Prep 20 mins
Cook 1 hr 30 mins
I found this recipe for Curry Soup in a magazine, but I made so many substitutions, it really wasn't anything like the recipe I found, but we all liked it so much I wanted to preserve it so I could duplicate it again (always a problem to try to reproduce a sucess if you don't write down what you did!)
- 3 cups butternut squash, roasted
- 1 cup potato, baked and mashed
- 2 large chicken breasts
- 2 cups 2% low-fat milk
- 2 cups chicken broth (I use no salt added)
- 2 teaspoons butter or 2 teaspoons oil
- 1⁄2 onion, larged diced
- 10 ounces fresh green beans (cut into 1/4 to 1/2 inch pieces)
- 1 teaspoon garlic powder
- 1 teaspoon curry powder, red
- 1 teaspoon curry powder, hot madras yellow
- 1⁄2 teaspoon ginger powder
- salt, to taste
- Cut the squash in half, and clean. Roast in 350 oven, cut side down,for 30 to 45 min, until squash is tender. At the same time, cook the potato (I like to use the microwave) or use leftover mashed potatoes.
- While the squash and potato are cooking, blanch the cut green beans in boiling water for about 5 min, and set aside.

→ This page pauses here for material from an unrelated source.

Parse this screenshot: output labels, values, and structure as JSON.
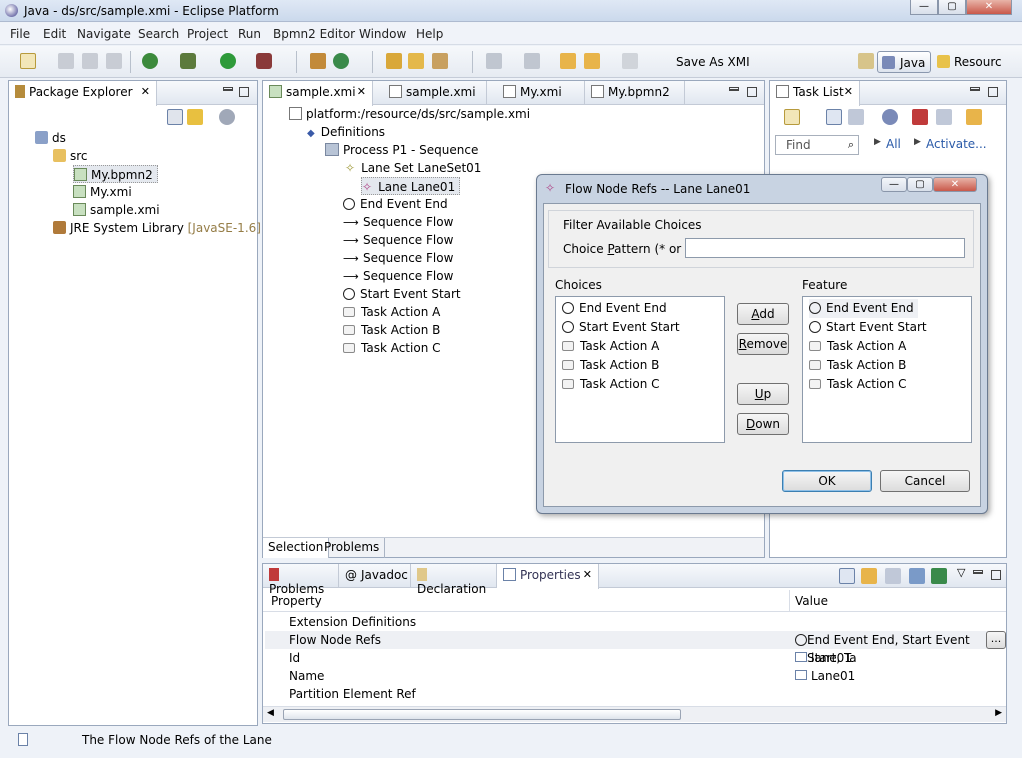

- Cook the chicken breasts in a skillet with 1 tsp butter until done (about 10 to 15 min).
- When chicken is done, remove it to let it cool and add the other tsp butter to pan, and saute the onion for a few min, then add green beans, garlic powder and cook for about 5 more minutes, and remove from heat.
- Puree the squash and potato with a little of the milk in a blender or food processor then put in a soup pot. Add a 1/2 cup or so of the chicken broth to skillet with onion and green beans, to get out all the flavor, then add to soup pot. Add the rest of the broth and milk to the pot, along with the curry powders and ginger.
- Dice chicken into 1/4 to 1/2 inch cubes and add to soup pot.
- Simmer for 1/2 hour or so. Add more broth or milk to desired consistency, as well as salt to taste.